The handmade wooden aspects of the Automatica’s original construction have been swapped for more robust and more easily manufacturable sand cast aluminum, with machined brass accents and an anodized aluminum base. The gearing and motors are also now “overbuilt” in the interest of heavier use. Its footprint is relatively small — it needn’t be plumbed in — and the only part Bombeck said might need replacement after three to five years of heavy use would be the kettle, replacements for which he said MM will likely sell for around $50.
“A boutique one-off just didn’t seem like a sustainable way to do it,” said Bombeck. “Also, in terms of longevity and being able to support the machine, the wood-crafted parts are much more prone to needing maintenance and repair.”
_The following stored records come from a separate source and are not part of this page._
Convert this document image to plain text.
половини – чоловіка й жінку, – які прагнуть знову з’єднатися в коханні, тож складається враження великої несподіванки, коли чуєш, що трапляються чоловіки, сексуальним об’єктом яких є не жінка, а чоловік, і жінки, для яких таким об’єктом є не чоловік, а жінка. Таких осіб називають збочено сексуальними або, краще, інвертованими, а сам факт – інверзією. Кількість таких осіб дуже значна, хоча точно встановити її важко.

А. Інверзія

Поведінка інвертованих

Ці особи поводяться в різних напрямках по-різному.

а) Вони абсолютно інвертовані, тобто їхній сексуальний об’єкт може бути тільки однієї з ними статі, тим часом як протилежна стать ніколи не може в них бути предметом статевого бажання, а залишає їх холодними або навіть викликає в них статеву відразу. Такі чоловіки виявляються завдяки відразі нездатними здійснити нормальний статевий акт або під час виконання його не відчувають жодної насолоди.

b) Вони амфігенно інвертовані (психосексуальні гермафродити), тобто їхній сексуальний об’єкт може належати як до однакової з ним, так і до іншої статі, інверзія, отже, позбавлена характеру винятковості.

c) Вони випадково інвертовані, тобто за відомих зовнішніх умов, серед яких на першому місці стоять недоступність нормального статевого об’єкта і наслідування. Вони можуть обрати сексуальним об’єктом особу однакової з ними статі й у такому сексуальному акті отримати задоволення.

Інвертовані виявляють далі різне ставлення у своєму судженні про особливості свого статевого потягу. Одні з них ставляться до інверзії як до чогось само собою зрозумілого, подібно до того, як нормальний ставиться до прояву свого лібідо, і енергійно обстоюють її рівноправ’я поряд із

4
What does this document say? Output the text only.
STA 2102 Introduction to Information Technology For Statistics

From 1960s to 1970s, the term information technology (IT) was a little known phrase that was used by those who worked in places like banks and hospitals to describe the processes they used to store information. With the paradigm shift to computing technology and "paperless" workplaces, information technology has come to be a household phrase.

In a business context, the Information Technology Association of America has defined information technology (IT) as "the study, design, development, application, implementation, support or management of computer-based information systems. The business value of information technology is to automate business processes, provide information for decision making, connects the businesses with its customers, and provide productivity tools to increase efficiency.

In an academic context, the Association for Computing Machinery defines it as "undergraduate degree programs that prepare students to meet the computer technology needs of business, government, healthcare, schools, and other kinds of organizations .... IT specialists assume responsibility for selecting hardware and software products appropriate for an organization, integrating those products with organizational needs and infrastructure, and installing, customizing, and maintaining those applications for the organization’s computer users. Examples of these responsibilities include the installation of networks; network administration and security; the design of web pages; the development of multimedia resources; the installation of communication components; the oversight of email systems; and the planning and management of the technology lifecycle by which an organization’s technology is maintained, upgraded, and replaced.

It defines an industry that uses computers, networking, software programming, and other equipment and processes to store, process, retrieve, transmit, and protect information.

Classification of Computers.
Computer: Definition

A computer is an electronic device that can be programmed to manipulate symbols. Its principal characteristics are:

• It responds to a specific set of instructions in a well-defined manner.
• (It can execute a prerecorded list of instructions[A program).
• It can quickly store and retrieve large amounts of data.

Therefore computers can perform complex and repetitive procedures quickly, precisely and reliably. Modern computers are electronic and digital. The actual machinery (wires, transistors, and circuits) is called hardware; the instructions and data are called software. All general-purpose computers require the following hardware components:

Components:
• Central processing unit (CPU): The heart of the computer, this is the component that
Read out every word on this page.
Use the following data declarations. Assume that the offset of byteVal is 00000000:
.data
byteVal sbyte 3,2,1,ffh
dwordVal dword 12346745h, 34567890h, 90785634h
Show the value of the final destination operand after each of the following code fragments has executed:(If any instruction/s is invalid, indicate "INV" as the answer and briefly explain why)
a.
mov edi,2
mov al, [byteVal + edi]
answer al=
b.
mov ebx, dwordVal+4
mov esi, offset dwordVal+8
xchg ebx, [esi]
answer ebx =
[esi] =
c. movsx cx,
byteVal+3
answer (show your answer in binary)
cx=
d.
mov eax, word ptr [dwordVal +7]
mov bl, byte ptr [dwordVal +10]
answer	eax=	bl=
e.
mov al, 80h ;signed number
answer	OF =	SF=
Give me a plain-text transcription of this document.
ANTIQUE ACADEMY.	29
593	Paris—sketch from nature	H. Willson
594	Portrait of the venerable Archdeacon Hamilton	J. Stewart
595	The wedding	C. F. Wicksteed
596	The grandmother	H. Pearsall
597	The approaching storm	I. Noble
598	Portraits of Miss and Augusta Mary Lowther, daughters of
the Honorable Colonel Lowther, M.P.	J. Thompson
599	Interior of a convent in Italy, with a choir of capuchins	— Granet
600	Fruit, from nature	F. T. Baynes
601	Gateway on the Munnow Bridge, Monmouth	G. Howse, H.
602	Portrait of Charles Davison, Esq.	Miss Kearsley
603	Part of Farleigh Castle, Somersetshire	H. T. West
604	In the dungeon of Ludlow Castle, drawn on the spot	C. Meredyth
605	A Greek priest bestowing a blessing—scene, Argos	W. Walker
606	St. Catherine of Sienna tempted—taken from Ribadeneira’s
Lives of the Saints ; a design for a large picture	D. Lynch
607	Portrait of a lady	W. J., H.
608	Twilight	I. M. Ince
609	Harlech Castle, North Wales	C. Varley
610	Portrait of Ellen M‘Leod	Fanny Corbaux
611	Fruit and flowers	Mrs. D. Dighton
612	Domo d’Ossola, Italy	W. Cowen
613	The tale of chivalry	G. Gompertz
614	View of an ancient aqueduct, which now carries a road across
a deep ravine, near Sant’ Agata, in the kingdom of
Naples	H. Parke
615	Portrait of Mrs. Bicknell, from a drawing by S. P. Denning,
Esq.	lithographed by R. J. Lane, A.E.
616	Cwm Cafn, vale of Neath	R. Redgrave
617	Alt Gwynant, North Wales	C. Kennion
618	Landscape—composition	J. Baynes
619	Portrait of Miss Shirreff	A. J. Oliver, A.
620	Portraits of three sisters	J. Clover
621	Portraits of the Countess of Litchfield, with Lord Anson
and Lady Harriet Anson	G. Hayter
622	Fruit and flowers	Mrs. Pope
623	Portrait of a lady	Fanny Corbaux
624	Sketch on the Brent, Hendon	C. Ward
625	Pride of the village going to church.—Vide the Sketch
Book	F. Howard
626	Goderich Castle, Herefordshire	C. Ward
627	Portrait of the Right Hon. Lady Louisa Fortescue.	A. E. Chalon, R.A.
Another new addition to the machine is what Bombeck described as a mechanical “fill-assist” feature, the specifics of which he preferred to keep under wraps prior to the re-launch, but that essentially makes it easier to add the correct amount of water to the kettle for a user’s unique recipe.
“We have a way of adjusting the kettle to fill itself to your pre-set volume,” said Bombeck, who is still finalizing that feature’s design. “That’s a little hardware upgrade we’ve added to the kettle. It’s fun to have surprises later in the game, as well.”
With its industrial-grade materials, new built-in software, accompanying app and fill-assist feature, the anticipated price of the Automatica is now $925, which is actually a bit less than its original arthouse price of $1,000.
Machina Maximus will begin taking orders for the Automatica next month for units expected to begin shipping in December.